What is clear to me is that the “beginning of the end” phase for Senor Muduro has commenced. The powerful nations of the world are taking action. England and many other countries have frozen all assets of the Venezuelan Government and the leading players in the military and Government and the US Government has gone so far as to provide access to Venezuelan Government accounts at the Federal Reserve Bank of New York to the interim President. Senor Muduro’s goose is being cooked slowly but surely as the grip tighten on his de facto regime.
Unfortunately, in the political process, the ordinary Venezuelans are experiencing what countless others have suffered in other counties like Zimbabwe, Turkmenistan, Syria, Sudan, North Korea, Burundi, Chad, Equatorial Guinea Gabon, and so on. The Venezuelans are suffering from political repression that some three billion people of the world are still experiencing. After March 21, 2019, if Guyana does not benefit from free and fair elections, it can be classified internationally as an undemocratic nation, just like Venezuela, unless an agreement is struck with the Opposition to extend that date.

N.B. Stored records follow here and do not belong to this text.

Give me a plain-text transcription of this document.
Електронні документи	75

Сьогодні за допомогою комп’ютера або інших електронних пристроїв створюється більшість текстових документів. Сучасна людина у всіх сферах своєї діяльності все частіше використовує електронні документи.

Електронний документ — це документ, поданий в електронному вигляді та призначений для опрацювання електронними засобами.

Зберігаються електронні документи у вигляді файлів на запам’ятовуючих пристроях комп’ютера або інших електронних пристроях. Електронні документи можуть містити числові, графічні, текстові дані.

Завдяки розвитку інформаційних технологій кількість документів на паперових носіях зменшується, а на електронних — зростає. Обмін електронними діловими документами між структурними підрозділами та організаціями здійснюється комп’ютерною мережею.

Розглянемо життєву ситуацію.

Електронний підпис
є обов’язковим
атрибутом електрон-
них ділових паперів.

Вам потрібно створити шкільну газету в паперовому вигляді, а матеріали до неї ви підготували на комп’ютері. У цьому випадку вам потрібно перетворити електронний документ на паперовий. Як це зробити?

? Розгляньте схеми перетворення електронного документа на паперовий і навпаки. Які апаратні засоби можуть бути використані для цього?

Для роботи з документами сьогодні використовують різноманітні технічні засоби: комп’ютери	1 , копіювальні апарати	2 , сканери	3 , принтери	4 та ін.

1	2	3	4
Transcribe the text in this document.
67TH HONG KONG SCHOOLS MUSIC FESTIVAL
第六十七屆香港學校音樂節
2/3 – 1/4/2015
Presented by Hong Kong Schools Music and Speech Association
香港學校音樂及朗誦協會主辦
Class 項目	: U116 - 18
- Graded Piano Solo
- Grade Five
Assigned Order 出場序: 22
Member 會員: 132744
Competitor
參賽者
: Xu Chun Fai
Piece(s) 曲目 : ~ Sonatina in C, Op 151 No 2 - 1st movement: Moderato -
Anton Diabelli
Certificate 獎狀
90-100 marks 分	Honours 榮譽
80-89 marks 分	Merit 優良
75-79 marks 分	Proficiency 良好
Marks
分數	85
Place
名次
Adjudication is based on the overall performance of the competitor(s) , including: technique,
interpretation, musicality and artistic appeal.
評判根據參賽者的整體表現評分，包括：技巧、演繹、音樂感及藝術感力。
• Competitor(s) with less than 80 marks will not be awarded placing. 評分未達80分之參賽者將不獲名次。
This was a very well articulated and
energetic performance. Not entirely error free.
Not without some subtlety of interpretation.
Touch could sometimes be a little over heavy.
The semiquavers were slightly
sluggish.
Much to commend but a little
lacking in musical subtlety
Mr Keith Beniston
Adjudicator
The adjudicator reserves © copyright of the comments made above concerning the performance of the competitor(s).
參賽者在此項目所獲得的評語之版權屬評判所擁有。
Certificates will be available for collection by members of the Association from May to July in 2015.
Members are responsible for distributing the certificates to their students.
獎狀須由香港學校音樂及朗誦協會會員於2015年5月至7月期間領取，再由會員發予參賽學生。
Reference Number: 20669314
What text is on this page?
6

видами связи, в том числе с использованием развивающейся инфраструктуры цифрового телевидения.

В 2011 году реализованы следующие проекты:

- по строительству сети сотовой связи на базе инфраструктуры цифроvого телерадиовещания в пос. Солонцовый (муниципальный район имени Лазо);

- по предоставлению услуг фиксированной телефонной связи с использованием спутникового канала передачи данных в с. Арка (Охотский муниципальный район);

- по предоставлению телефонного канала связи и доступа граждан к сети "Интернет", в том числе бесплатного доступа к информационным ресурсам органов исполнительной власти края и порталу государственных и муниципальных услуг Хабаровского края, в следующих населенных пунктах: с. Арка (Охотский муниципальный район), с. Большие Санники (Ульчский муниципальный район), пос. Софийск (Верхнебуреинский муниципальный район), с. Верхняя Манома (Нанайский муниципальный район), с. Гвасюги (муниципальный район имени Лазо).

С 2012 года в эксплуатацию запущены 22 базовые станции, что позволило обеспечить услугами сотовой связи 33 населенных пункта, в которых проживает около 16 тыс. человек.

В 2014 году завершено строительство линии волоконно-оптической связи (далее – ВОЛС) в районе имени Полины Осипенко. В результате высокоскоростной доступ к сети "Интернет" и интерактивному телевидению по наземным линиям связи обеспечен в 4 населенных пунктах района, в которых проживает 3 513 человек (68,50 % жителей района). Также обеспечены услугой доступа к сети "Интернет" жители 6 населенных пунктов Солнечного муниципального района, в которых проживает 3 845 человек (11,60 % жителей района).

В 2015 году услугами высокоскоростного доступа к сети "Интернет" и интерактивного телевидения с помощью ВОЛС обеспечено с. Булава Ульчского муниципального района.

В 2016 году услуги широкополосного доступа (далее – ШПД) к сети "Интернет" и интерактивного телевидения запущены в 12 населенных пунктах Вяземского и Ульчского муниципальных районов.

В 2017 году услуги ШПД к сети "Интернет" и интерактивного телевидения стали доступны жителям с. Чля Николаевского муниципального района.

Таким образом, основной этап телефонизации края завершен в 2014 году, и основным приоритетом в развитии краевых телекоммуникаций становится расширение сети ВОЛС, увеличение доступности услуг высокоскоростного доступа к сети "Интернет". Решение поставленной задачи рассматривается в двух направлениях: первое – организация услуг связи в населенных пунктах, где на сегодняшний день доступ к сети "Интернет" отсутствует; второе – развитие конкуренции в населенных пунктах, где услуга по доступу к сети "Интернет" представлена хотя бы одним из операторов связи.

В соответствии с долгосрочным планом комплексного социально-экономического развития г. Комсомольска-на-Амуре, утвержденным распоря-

History has proven that in repressive regimes, the only certain outcome is destitution and poverty of the people, which leads to anger, which is never good for any society. Is this the legacy President David Granger wants to be remembered by 20 years from now when his name is mentioned? Does he want to be the man who threw away democracy in Guyana?

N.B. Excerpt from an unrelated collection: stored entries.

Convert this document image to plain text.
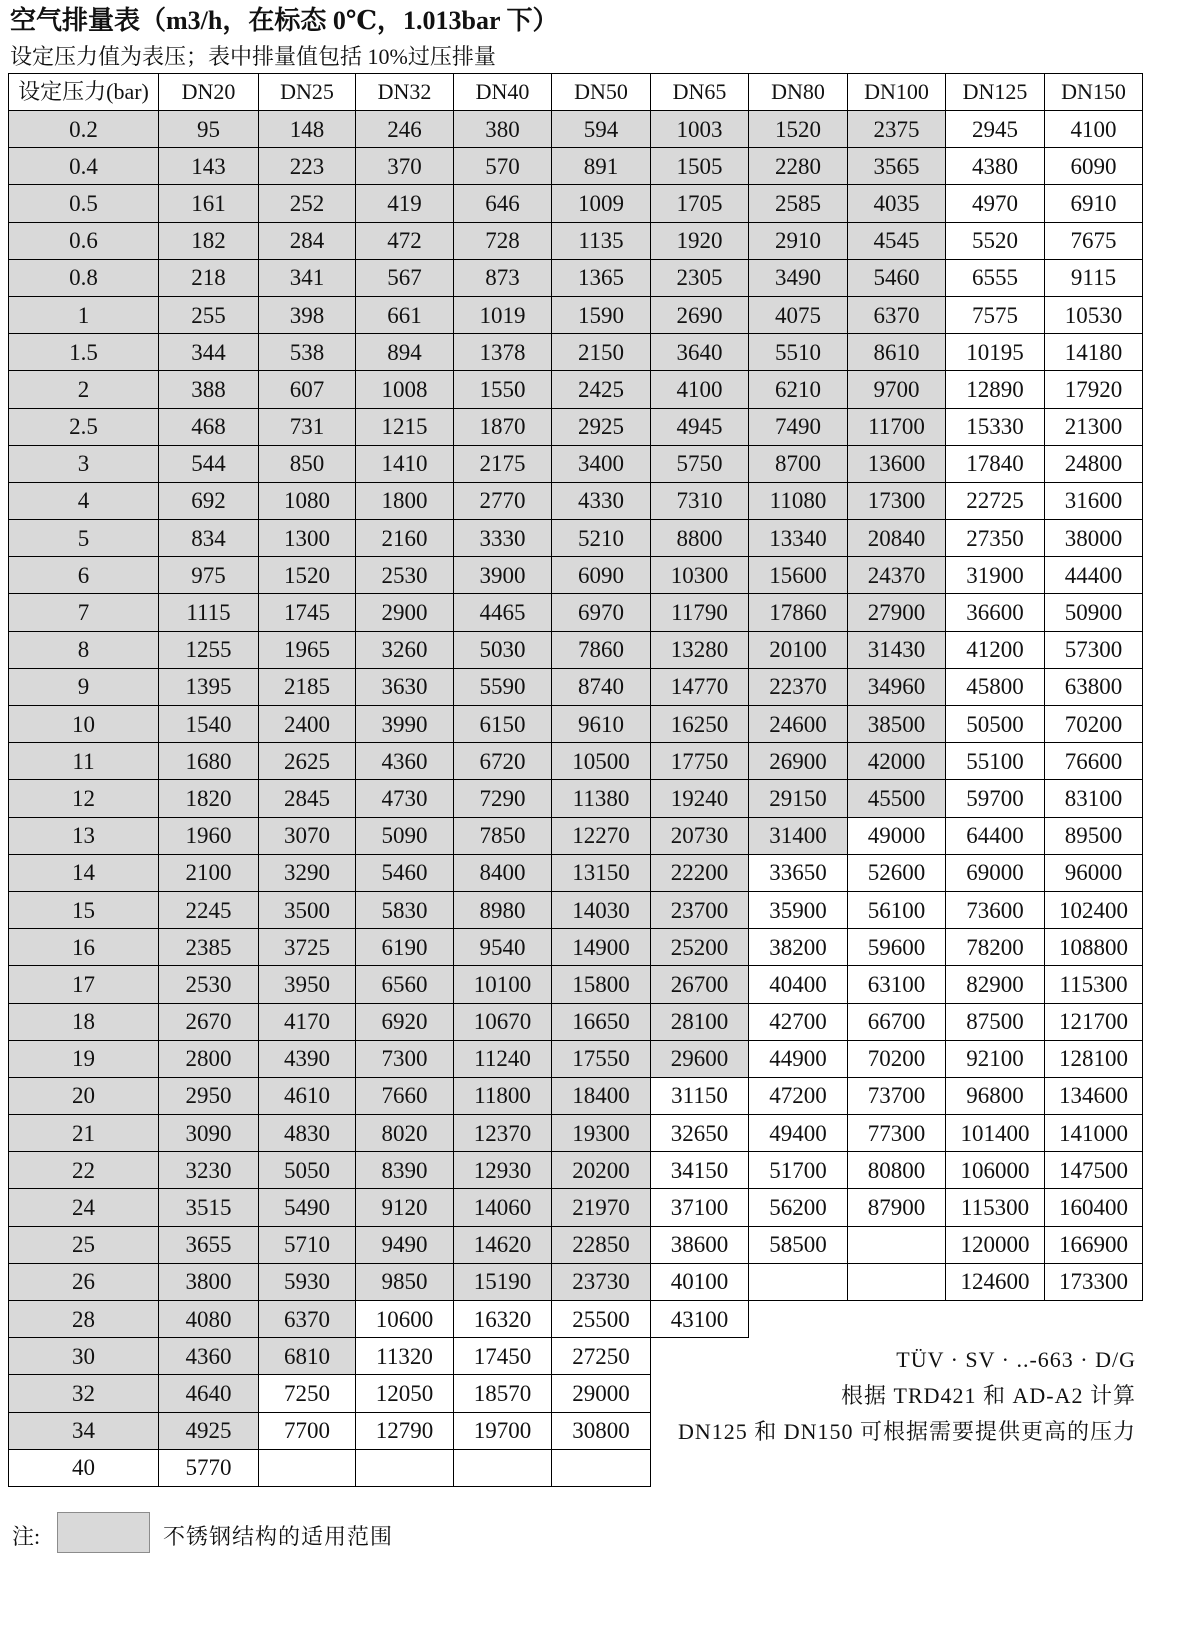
空气排量表（m3/h，在标态 0℃，1.013bar 下）
设定压力值为表压；表中排量值包括 10%过压排量
设定压力(bar)	DN20	DN25	DN32	DN40	DN50	DN65	DN80	DN100	DN125	DN150
0.2	95	148	246	380	594	1003	1520	2375	2945	4100
0.4	143	223	370	570	891	1505	2280	3565	4380	6090
0.5	161	252	419	646	1009	1705	2585	4035	4970	6910
0.6	182	284	472	728	1135	1920	2910	4545	5520	7675
0.8	218	341	567	873	1365	2305	3490	5460	6555	9115
1	255	398	661	1019	1590	2690	4075	6370	7575	10530
1.5	344	538	894	1378	2150	3640	5510	8610	10195	14180
2	388	607	1008	1550	2425	4100	6210	9700	12890	17920
2.5	468	731	1215	1870	2925	4945	7490	11700	15330	21300
3	544	850	1410	2175	3400	5750	8700	13600	17840	24800
4	692	1080	1800	2770	4330	7310	11080	17300	22725	31600
5	834	1300	2160	3330	5210	8800	13340	20840	27350	38000
6	975	1520	2530	3900	6090	10300	15600	24370	31900	44400
7	1115	1745	2900	4465	6970	11790	17860	27900	36600	50900
8	1255	1965	3260	5030	7860	13280	20100	31430	41200	57300
9	1395	2185	3630	5590	8740	14770	22370	34960	45800	63800
10	1540	2400	3990	6150	9610	16250	24600	38500	50500	70200
11	1680	2625	4360	6720	10500	17750	26900	42000	55100	76600
12	1820	2845	4730	7290	11380	19240	29150	45500	59700	83100
13	1960	3070	5090	7850	12270	20730	31400	49000	64400	89500
14	2100	3290	5460	8400	13150	22200	33650	52600	69000	96000
15	2245	3500	5830	8980	14030	23700	35900	56100	73600	102400
16	2385	3725	6190	9540	14900	25200	38200	59600	78200	108800
17	2530	3950	6560	10100	15800	26700	40400	63100	82900	115300
18	2670	4170	6920	10670	16650	28100	42700	66700	87500	121700
19	2800	4390	7300	11240	17550	29600	44900	70200	92100	128100
20	2950	4610	7660	11800	18400	31150	47200	73700	96800	134600
21	3090	4830	8020	12370	19300	32650	49400	77300	101400	141000
22	3230	5050	8390	12930	20200	34150	51700	80800	106000	147500
24	3515	5490	9120	14060	21970	37100	56200	87900	115300	160400
25	3655	5710	9490	14620	22850	38600	58500		120000	166900
26	3800	5930	9850	15190	23730	40100			124600	173300
28	4080	6370	10600	16320	25500	43100				
30	4360	6810	11320	17450	27250					
32	4640	7250	12050	18570	29000					
34	4925	7700	12790	19700	30800					
40	5770									
TÜV · SV · ..-663 · D/G
根据 TRD421 和 AD-A2 计算
DN125 和 DN150 可根据需要提供更高的压力
注:	不锈钢结构的适用范围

The US has promised the Guaidó Government US$20 million in humanitarian assistance, but will it come with the tools of rebellion to help the people liberate themselves from these State-sponsored acts of under-development. In Venezuela, liberation is vitally needed from this now failed Chavisimo revolution. This was not what the late Hugo Chávez, with the help of friends from Cuba, was planning. Their plan made major inroads into attacking their high infant-mortality rates, and malnutrition. But since the death of Senor Chávez, basics like running water, electricity and toilet paper are now luxuries. Today under Senor Muduro, Venezuela suffers from hyperinflation, disease and rampant crime and corruption.
Many in the Venezuelan military are using State facilities and equipment to facilitate the drug trade on a national scale and this can offer an explanation why the higher up in the military are prepared to back an intellectually and policy bankrupt Senor Muduro. Today millions of hungry, jobless Venezuelans have fled their homeland, hundreds of whom now live in Guyana. In such hopelessness, the United States must step up and act by guaranteeing the military high command safe passage out of the country in order to disarm the regime. Without his Generals, Senor Muduro is nothing.
Where does Guyana stand in all of this? It is unfortunate that the Granger Government continues to holdout with Mexico in not endorsing Senor Guaido’s as the interim President. This policy has put it at a distance from the majority of Latin America and the so-called 14-nation Lima Group. This foreign policy position also puts Guyana apart from the United States, a nation that President Granger continues to rely on as a potential partner to help him defuse this growing crisis around the legitimacy of his own Government. It is clear that Guyana has not applied its collective mind adequately to this matter of international importance and our position can end up hurting the national interest in the long run. This is what you get when you have an intellectually bankrupt, aloof and unavailable Head of State.